We have integrated into a couple of external systems (Exchequer and Xero – we’re very experienced with these) – but they are all basically the same. Our exports are solid, fast and fail safe. How?  We export in a two stage process. Stage one is from the front office to a “holding database” and that’s followed by moving the data out of there into the live finance system. Doing this guarantees data integrity – you can pull the plug on our finance export and it will pick itself up with no errors.
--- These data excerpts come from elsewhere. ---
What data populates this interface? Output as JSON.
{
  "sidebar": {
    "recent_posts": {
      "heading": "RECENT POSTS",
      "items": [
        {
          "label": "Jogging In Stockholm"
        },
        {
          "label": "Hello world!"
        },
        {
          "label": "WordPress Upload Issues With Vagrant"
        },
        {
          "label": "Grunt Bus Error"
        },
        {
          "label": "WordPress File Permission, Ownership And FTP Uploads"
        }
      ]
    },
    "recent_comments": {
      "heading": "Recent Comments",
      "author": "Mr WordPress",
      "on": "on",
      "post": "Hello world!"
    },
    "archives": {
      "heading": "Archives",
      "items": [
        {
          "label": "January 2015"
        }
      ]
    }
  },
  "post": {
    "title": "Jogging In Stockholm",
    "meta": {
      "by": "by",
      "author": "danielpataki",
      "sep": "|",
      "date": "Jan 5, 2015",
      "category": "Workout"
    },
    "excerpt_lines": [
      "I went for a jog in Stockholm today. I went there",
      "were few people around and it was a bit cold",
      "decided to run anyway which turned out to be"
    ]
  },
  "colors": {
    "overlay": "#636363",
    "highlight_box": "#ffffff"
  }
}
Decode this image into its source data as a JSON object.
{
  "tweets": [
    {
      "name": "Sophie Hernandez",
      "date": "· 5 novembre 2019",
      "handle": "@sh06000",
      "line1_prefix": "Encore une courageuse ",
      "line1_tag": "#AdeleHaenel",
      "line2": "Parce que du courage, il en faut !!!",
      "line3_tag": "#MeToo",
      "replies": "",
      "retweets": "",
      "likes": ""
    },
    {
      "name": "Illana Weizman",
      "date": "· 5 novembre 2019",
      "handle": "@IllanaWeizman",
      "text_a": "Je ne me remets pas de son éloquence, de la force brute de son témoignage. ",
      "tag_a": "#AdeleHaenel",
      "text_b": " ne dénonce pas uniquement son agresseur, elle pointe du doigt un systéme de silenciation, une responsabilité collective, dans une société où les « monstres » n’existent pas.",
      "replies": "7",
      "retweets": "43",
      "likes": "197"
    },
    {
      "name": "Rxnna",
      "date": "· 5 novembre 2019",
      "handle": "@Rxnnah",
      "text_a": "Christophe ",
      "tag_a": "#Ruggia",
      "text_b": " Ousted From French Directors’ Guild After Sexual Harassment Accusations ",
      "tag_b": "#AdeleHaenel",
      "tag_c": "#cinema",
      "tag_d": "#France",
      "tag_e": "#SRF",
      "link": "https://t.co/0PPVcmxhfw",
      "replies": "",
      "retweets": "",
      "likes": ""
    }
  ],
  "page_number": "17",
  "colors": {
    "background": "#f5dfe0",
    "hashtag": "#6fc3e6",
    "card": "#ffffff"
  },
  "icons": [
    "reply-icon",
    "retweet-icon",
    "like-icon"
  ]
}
Future revenue & travel date 

Finance systems should have the checks and controls you need for both AR and AP.  But as no two businesses are the same, this won’t always be enough. Particularly in the travel industry where there are so many other factors that come in to play – the biggest being the “travel date”. An off the shelf accounting system will have no concept of this, so you have to work around it if you want to recognise revenue at travel date. We can try things like:

  • Manipulating invoice dates and due dates
  • Including the travel date somewhere in a user defined field in your finance system

Custom reporting 

We can create custom reports to:

  • Reflect travel dates by querying the finance database directly
  • Suggest journals to be made to post future revenue – using travel-date workarounds as described above
  • Help chase customer payments or instalment payment plans. This could be internal reports or could be sent directly to clients with a link to pay

Cloud vs. on-premise 

There’s a big difference with what you can do between these two setups:

With cloud systems, all the headache of backups and performance may go away. But the price you pay is having no direct access to your database – which means no custom reports. All you can do is use the built in report writer – if there is one.  In Xero for example, which is all cloud based, the reporting options are very limited. If you want complete control, you need to be on-premise.